Habertürk
    Takipde Kalın!
      Günlük gelişmeleri takip edebilmek için habertürk uygulamasını indirin

        İşimiz giderek zorlaşıyor. İçtenlikle ve varlığının ayrılmaz bir parçası olarak bu memleketin derdiyle dertlenen yazarlar, çizerler, siyasetçiler, sivil toplum örgütleri ve nihayet yurttaşlar olarak giderek daralan bir tünelin içinden geçiyoruz. Hepimizin bunalmış olmasının haklı bir nedeni var:

        Tünelin sonunda ışık görünmüyor.

        Türkiye tarihinin bu safhasında sözümüzün sınırlarının ne kadar daraltıldığını her sabah muktedirlerin konuşmalarına bakarak tahmin edip, boğazlanmamayı becererek konuşmak, yazmak, yola devam etmek gibi bir güçlüğün içindeyiz. İktidar yanlısı olmayan herkes her gün yeniden kontrol ediyor:

        Bugün neyi söylemem yasaklandı?

        Hepimiz, susturulmadan önceki son sözlerimizi söyler gibiyiz.
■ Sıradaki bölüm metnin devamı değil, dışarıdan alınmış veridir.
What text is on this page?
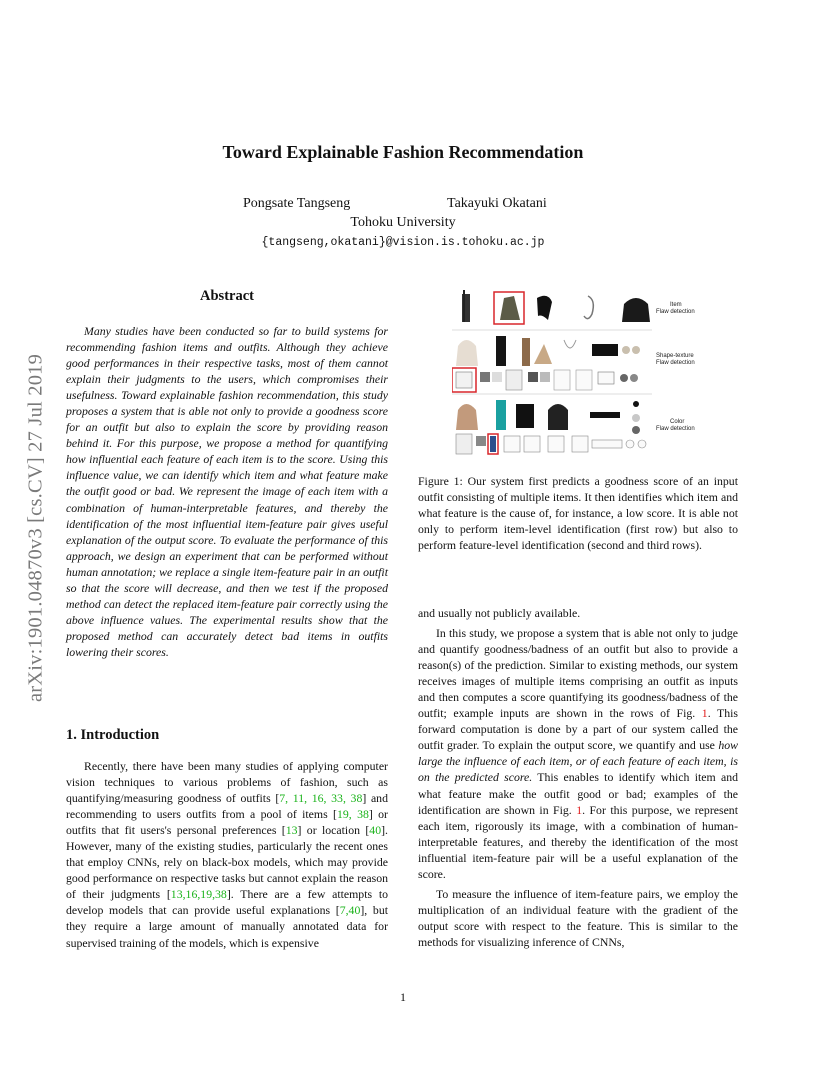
Toward Explainable Fashion Recommendation
Pongsate Tangseng	Takayuki Okatani
Tohoku University
{tangseng,okatani}@vision.is.tohoku.ac.jp
arXiv:1901.04870v3 [cs.CV] 27 Jul 2019
Abstract

Many studies have been conducted so far to build systems for recommending fashion items and outfits. Although they achieve good performances in their respective tasks, most of them cannot explain their judgments to the users, which compromises their usefulness. Toward explainable fashion recommendation, this study proposes a system that is able not only to provide a goodness score for an outfit but also to explain the score by providing reason behind it. For this purpose, we propose a method for quantifying how influential each feature of each item is to the score. Using this influence value, we can identify which item and what feature make the outfit good or bad. We represent the image of each item with a combination of human-interpretable features, and thereby the identification of the most influential item-feature pair gives useful explanation of the output score. To evaluate the performance of this approach, we design an experiment that can be performed without human annotation; we replace a single item-feature pair in an outfit so that the score will decrease, and then we test if the proposed method can detect the replaced item-feature pair correctly using the above influence values. The experimental results show that the proposed method can accurately detect bad items in outfits lowering their scores.

1. Introduction

Recently, there have been many studies of applying computer vision techniques to various problems of fashion, such as quantifying/measuring goodness of outfits [7, 11, 16, 33, 38] and recommending to users outfits from a pool of items [19, 38] or outfits that fit users's personal preferences [13] or location [40]. However, many of the existing studies, particularly the recent ones that employ CNNs, rely on black-box models, which may provide good performance on respective tasks but cannot explain the reason of their judgments [13,16,19,38]. There are a few attempts to develop models that can provide useful explanations [7,40], but they require a large amount of manually annotated data for supervised training of the models, which is expensive

Item
Flaw detection
Shape-texture
Flaw detection
Color
Flaw detection
Figure 1: Our system first predicts a goodness score of an input outfit consisting of multiple items. It then identifies which item and what feature is the cause of, for instance, a low score. It is able not only to perform item-level identification (first row) but also to perform feature-level identification (second and third rows).

and usually not publicly available.

In this study, we propose a system that is able not only to judge and quantify goodness/badness of an outfit but also to provide a reason(s) of the prediction. Similar to existing methods, our system receives images of multiple items comprising an outfit as inputs and then computes a score quantifying its goodness/badness of the outfit; example inputs are shown in the rows of Fig. 1. This forward computation is done by a part of our system called the outfit grader. To explain the output score, we quantify and use how large the influence of each item, or of each feature of each item, is on the predicted score. This enables to identify which item and what feature make the outfit good or bad; examples of the identification are shown in Fig. 1. For this purpose, we represent each item, rigorously its image, with a combination of human-interpretable features, and thereby the identification of the most influential item-feature pair will be a useful explanation of the score.

To measure the influence of item-feature pairs, we employ the multiplication of an individual feature with the gradient of the output score with respect to the feature. This is similar to the methods for visualizing inference of CNNs,

1
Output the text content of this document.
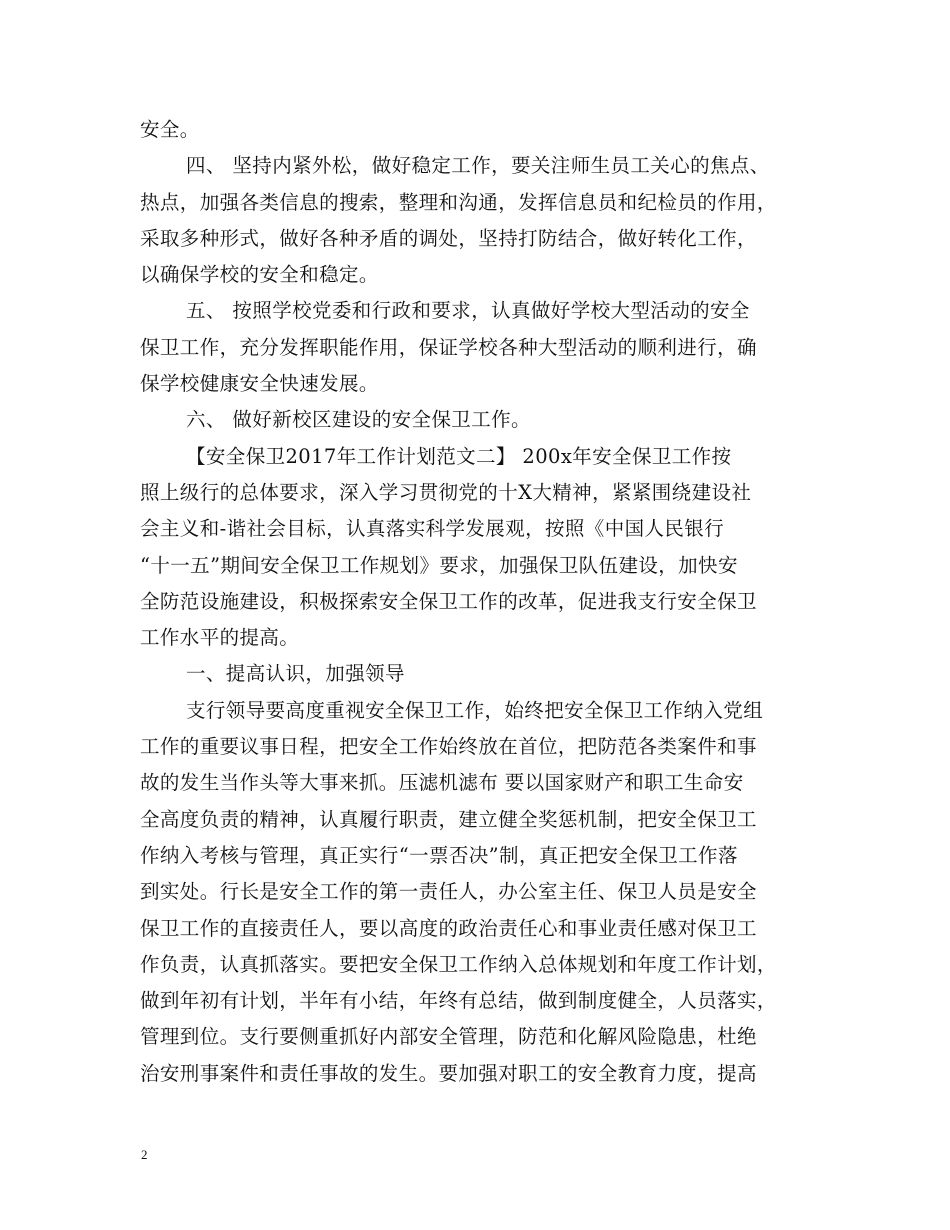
安全。
四、 坚持内紧外松，做好稳定工作，要关注师生员工关心的焦点、
热点，加强各类信息的搜索，整理和沟通，发挥信息员和纪检员的作用，
采取多种形式，做好各种矛盾的调处，坚持打防结合，做好转化工作，
以确保学校的安全和稳定。
五、 按照学校党委和行政和要求，认真做好学校大型活动的安全
保卫工作，充分发挥职能作用，保证学校各种大型活动的顺利进行，确
保学校健康安全快速发展。
六、 做好新校区建设的安全保卫工作。
【安全保卫2017年工作计划范文二】 200x年安全保卫工作按
照上级行的总体要求，深入学习贯彻党的十X大精神，紧紧围绕建设社
会主义和-谐社会目标，认真落实科学发展观，按照《中国人民银行
“十一五”期间安全保卫工作规划》要求，加强保卫队伍建设，加快安
全防范设施建设，积极探索安全保卫工作的改革，促进我支行安全保卫
工作水平的提高。
一、提高认识，加强领导
支行领导要高度重视安全保卫工作，始终把安全保卫工作纳入党组
工作的重要议事日程，把安全工作始终放在首位，把防范各类案件和事
故的发生当作头等大事来抓。压滤机滤布 要以国家财产和职工生命安
全高度负责的精神，认真履行职责，建立健全奖惩机制，把安全保卫工
作纳入考核与管理，真正实行“一票否决”制，真正把安全保卫工作落
到实处。行长是安全工作的第一责任人，办公室主任、保卫人员是安全
保卫工作的直接责任人，要以高度的政治责任心和事业责任感对保卫工
作负责，认真抓落实。要把安全保卫工作纳入总体规划和年度工作计划，
做到年初有计划，半年有小结，年终有总结，做到制度健全，人员落实，
管理到位。支行要侧重抓好内部安全管理，防范和化解风险隐患，杜绝
治安刑事案件和责任事故的发生。要加强对职工的安全教育力度，提高
2
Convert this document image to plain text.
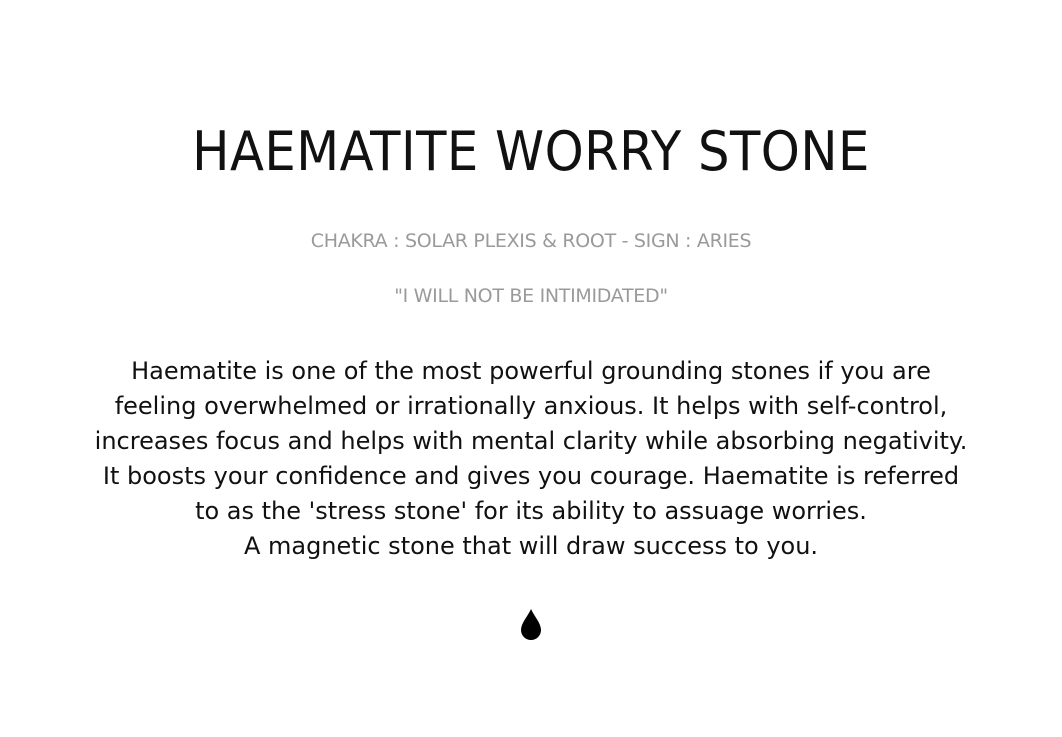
HAEMATITE WORRY STONE

CHAKRA : SOLAR PLEXIS & ROOT - SIGN : ARIES

"I WILL NOT BE INTIMIDATED"

Haematite is one of the most powerful grounding stones if you are
feeling overwhelmed or irrationally anxious. It helps with self-control,
increases focus and helps with mental clarity while absorbing negativity.
It boosts your confidence and gives you courage. Haematite is referred
to as the 'stress stone' for its ability to assuage worries.
A magnetic stone that will draw success to you.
Kötü gidişatı son güne kadar reddedenlerimiz bile biliyor artık: Bunlar iyi günlerimiz.

        SİLİVRİ SİMBİYOSİZİ

        Kelleyi koltuğa alanlar hariç, muhalif söz çoğu mecrada “Ama padişahım acaba şöyle yapsanız daha iyi olmaz mı?” kıvamına geldi. Eli kalem tutanlar, kalem tutmanın sorumluluğu olarak savunmaları gereken kitleleri yalnız bırakmak şöyle dursun, kendi canlarının derdine düşmüş vaziyetteler.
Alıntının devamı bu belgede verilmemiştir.